In Northeast Ohio, both Legacy Village and Crocker Park are in the midst of renovations and additions to their centers – including construction of hotels and free standing restaurants. And recently, the Village of Orange approved the development plan for the Pinecrest lifestyle center which will be a mixed use center bringing high-end apartments, office space, hotel, entertainment, grocery and other new retailers to Northeast Ohio. Every year there are more and more lifestyle centers opening in the U.S., however, not one new enclosed mall has opened since 2007.
So with the growth in lifestyle centers what is to happen to the traditional enclosed mall?

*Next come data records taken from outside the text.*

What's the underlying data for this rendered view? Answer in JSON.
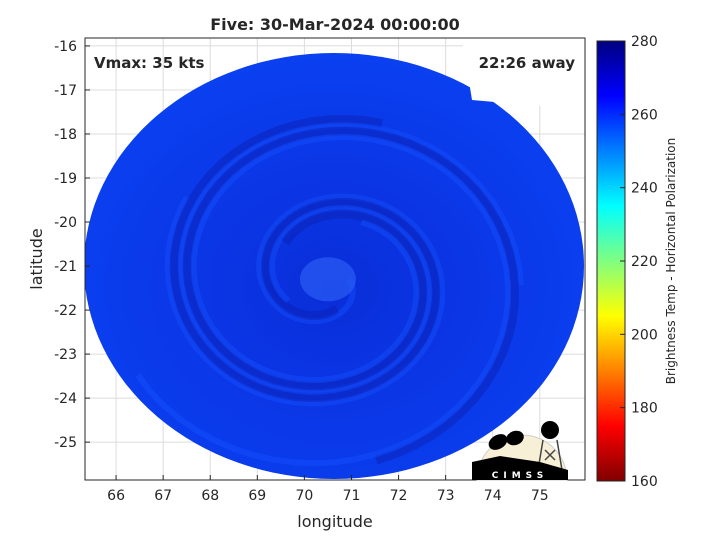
{
  "chart_data": {
    "type": "heatmap",
    "title": "Five: 30-Mar-2024 00:00:00",
    "xlabel": "longitude",
    "ylabel": "latitude",
    "xlim": [
      65.34,
      75.96
    ],
    "ylim": [
      -25.86,
      -15.82
    ],
    "xticks": [
      66,
      67,
      68,
      69,
      70,
      71,
      72,
      73,
      74,
      75
    ],
    "yticks": [
      -16,
      -17,
      -18,
      -19,
      -20,
      -21,
      -22,
      -23,
      -24,
      -25
    ],
    "grid": true,
    "colorbar": {
      "label": "Brightness Temp - Horizontal Polarization",
      "range": [
        160,
        280
      ],
      "ticks": [
        160,
        180,
        200,
        220,
        240,
        260,
        280
      ],
      "colormap": "jet"
    },
    "annotations": {
      "vmax": "Vmax: 35 kts",
      "away": "22:26 away"
    },
    "swath": {
      "center_lon": 70.3,
      "center_lat": -20.9,
      "typical_value": 262,
      "eye_center_lon": 70.5,
      "eye_center_lat": -21.3,
      "eye_value": 250
    },
    "logo_text": "CIMSS"
  }
}
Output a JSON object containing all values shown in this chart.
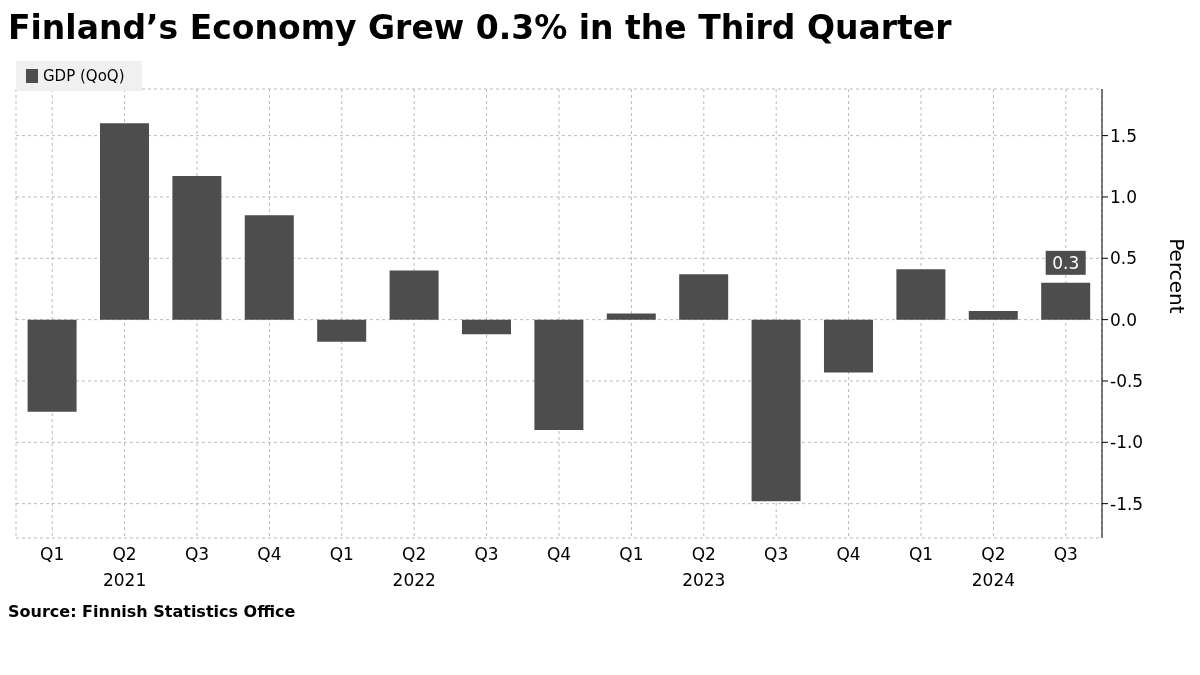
{
  "chart_data": {
    "type": "bar",
    "title": "Finland’s Economy Grew 0.3% in the Third Quarter",
    "categories": [
      "Q1",
      "Q2\n2021",
      "Q3",
      "Q4",
      "Q1",
      "Q2\n2022",
      "Q3",
      "Q4",
      "Q1",
      "Q2\n2023",
      "Q3",
      "Q4",
      "Q1",
      "Q2\n2024",
      "Q3"
    ],
    "series": [
      {
        "name": "GDP (QoQ)",
        "color": "#4d4d4d",
        "values": [
          -0.75,
          1.6,
          1.17,
          0.85,
          -0.18,
          0.4,
          -0.12,
          -0.9,
          0.05,
          0.37,
          -1.48,
          -0.43,
          0.41,
          0.07,
          0.3
        ],
        "value_labels": [
          null,
          null,
          null,
          null,
          null,
          null,
          null,
          null,
          null,
          null,
          null,
          null,
          null,
          null,
          "0.3"
        ]
      }
    ],
    "ylabel": "Percent",
    "ylim": [
      -1.78,
      1.88
    ],
    "yticks": [
      {
        "value": -1.5,
        "label": "-1.5"
      },
      {
        "value": -1,
        "label": "-1.0"
      },
      {
        "value": -0.5,
        "label": "-0.5"
      },
      {
        "value": 0,
        "label": "0.0"
      },
      {
        "value": 0.5,
        "label": "0.5"
      },
      {
        "value": 1,
        "label": "1.0"
      },
      {
        "value": 1.5,
        "label": "1.5"
      }
    ],
    "grid": true,
    "legend": "top left",
    "annotations": [
      "Source: Finnish Statistics Office"
    ]
  }
}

According to a real estate analytics firm, within the next 10 years about 15% of enclosed malls in the U.S. will close or be converted into non-retail space. And a majority of the failing malls are those that serve the middle vs upscale market. Northeast Ohio is not immune to the enclosed mall decline. The Cleveland area experienced a mall boom in the 1970s which included the building of two very popular enclosed shopping centers – Randall Park Mall and Euclid Square Mall.
- Randall Park Mall (North Randall, Ohio) opened in 1976 and at the time was the largest mall in the country, boasting over 200 stores. In the late 90s, with the growth of retail in the far reaching suburbs, the mall started to decline. Today, a portion of the mall has been demolished and another portion houses Ohio Technical College’s motorcycle mechanics satellite training campus. The current owners promise to convert the remaining space into an industrial park.
- Euclid Square Mall (Euclid, Ohio) opened a year later in 1977 with almost 100 stores. And similar, to Randall Park Mall their decline started in the late 90s and by 2001 the mall had only sixteen open stores. Today the mall is home to about 24 houses of worship holding their Sunday morning services in abandoned retail locations throughout the mall.
Throughout the country many mid-market mall owners are trying to stunt their decline. Some have even taken the roofs off of their malls to give the open air experience of a lifestyle center. While others who have loss anchor department stores like Macy’s and JC Penny are working to replace those anchor locations with fitness centers, discount retailers and restaurants. And finally those that are in the midst of decline are being creative like the owners of Randall Park and Euclid Square malls and seeking alternative uses and tenants for their shopping centers.
I do not know the future of the shopping center, but I do know I need the concept whether enclosed or not to continue to exist. A shopping center is where I secured my wife’s gift. Yet, as usual, the next day we traveled back there so she could return the gift. And then traveled to a different shopping center so she could buy what she really wanted.